We Don’t Believe in the Autonomy of Black Women
Unless you’ve been abstaining from all media for the last month, you know that we lost Prince and Beyonce released Lemonade and we can’t stop talking about either event. And through all of the discussion about both artists, even from writers I respect, a truth became self-evident:
We don’t believe in the autonomy of Black women.
Lemonade is an album/film/pop culture moment that has been dissected, critiqued, discussed, parsed and taught. Prince was an icon who managed to own a color, a symbol and the year 1999. While I’m not making comparisons between the artistries of Beyonce and Prince, this moment has highlighted a unique contrast: how we talk about them, particularly the choices they’ve made that could be perceived negatively, tells more about us than about their actions:
When Black women make choices with which we disagree, we talk to and about them like they couldn’t possibly understand the implications of their actions. Or that the only possible intentions of that action are malicious, dubious or worse. We chide them for existing outside of the boundaries we have placed on them. We provide opinions we were never asked to give:
We assume that whatever we have to say is the missing link between that woman and better choices.
We create false hierarchies and dichotomies to support our invalidation of that woman’s experience.
We facilitate competition between Black women to ensure that thriving is not only elusive but also lonely.
We shame and belittle Black women for political gain.
We exploit Black women’s emotional labor.
As Malcolm X said,
The most disrespected person in America is the Black woman.
The most unprotected person in America is the Black woman.
The most neglected person in America is the Black woman.
And as I said,
I can only assume that this is because we are ill-equipped to properly critique Black women with respect to their humanity. To be fair, there are examples of Black women being discussed with nuance and thoughtfulness. This riveting saga of Blac Chyna’s transformation into Angela Renee Kardashian is a beautiful piece of reporting. The story contextualizes the situation without ignoring Chyna’s agency. Her choices may be considered questionable but they are hers. And if you’re going to opine about her choices, you should do so with respect.
Ta-Nehisi Coates wrote beautifully about Black women and their struggle with the casting and production of the Nina Simone biopic. He owned that while this may not be his issue, he understands why it is an issue. He tells a compelling story without appropriating the struggle.
This can be done. We have the technology.
As a public service, I’m going to talk you through what to do when you want to offer your opinion on a Black woman’s actions, appearance, thoughts, words, feelings, etc. I offer a handy chart to guide you through this process of answering this question: should I offer my opinion on a Black woman’s actions?
I’m certain you have questions about the chart, so let’s address them:
There seems to be a loop if I know the Black woman in question, have a negative opinion, and she hasn’t asked me for it. What do I do?
My advice is to wait for her to ask you or don’t offer your opinion. Black women get more than enough unsolicited negative advice. Maybe she knows what she’s doing and doesn’t need your input. Elon’s law is helpful in this case.
It seems that if I have a positive opinion, I can share it regardless of whether or not it’s actually helpful. Why is that?
People rarely celebrate Black women without some ulterior motive. Even compliments can be used as a cudgel to shame other Black women into behaving “respectably.” So if you have something genuinely nice to offer, do so. I’m all for celebrating Black women. Just make sure you’re not saying anything in this video.

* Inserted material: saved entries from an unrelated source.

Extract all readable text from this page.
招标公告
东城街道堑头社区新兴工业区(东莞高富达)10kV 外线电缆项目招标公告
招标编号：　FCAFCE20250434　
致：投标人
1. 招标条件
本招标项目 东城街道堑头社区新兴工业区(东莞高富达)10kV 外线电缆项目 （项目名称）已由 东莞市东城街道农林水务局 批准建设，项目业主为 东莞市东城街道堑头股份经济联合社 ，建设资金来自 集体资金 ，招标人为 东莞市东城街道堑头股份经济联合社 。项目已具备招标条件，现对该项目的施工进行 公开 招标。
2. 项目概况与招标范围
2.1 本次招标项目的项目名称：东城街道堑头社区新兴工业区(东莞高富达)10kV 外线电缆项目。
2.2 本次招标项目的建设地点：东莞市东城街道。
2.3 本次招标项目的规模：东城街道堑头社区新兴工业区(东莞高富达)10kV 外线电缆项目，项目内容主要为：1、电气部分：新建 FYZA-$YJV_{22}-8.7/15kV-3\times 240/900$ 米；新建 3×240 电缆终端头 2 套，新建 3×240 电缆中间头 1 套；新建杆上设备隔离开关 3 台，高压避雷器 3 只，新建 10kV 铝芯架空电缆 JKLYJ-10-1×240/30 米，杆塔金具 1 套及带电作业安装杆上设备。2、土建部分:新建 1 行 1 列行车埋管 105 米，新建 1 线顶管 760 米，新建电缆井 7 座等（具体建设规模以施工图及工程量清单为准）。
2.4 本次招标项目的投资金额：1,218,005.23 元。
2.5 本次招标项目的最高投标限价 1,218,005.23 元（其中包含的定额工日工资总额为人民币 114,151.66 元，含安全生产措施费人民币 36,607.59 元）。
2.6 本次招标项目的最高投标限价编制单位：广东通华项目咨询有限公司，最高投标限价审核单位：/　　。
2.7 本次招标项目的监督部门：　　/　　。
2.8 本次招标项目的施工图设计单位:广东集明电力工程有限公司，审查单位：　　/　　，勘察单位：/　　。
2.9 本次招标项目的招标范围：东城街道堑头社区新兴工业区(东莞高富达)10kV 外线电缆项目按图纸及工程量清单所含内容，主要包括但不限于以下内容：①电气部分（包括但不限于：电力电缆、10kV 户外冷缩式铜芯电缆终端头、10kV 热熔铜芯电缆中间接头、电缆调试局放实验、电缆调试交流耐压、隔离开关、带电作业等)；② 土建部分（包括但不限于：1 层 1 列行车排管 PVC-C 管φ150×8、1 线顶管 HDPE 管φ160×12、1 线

I am a cultural critic! I am paid to opine about of-the-moment topics and what happens if that involves opinions about Black women whom I don’t know?
There’s a bubble just for you! You’ll notice that the only way to get around the research bubble is to be a Black woman. If that is not you, then ask yourself this question: have you cited a Black woman today?
I don’t need a chart to tell me whether I can practice free speech! I can critique whomever I wish!
You are correct, you may speak about whatever you want whenever you want. Just know that free speech doesn’t mean that people can’t call you out on the inevitable racist, sexist, oppression-based nonsense that you say. Thanks for the question, Piers Morgan!
So if you have an opinion about what Black women need to do, I strongly suggest you consult this chart before sharing them. And if you have any questions about how to use the chart, leave them in the comments.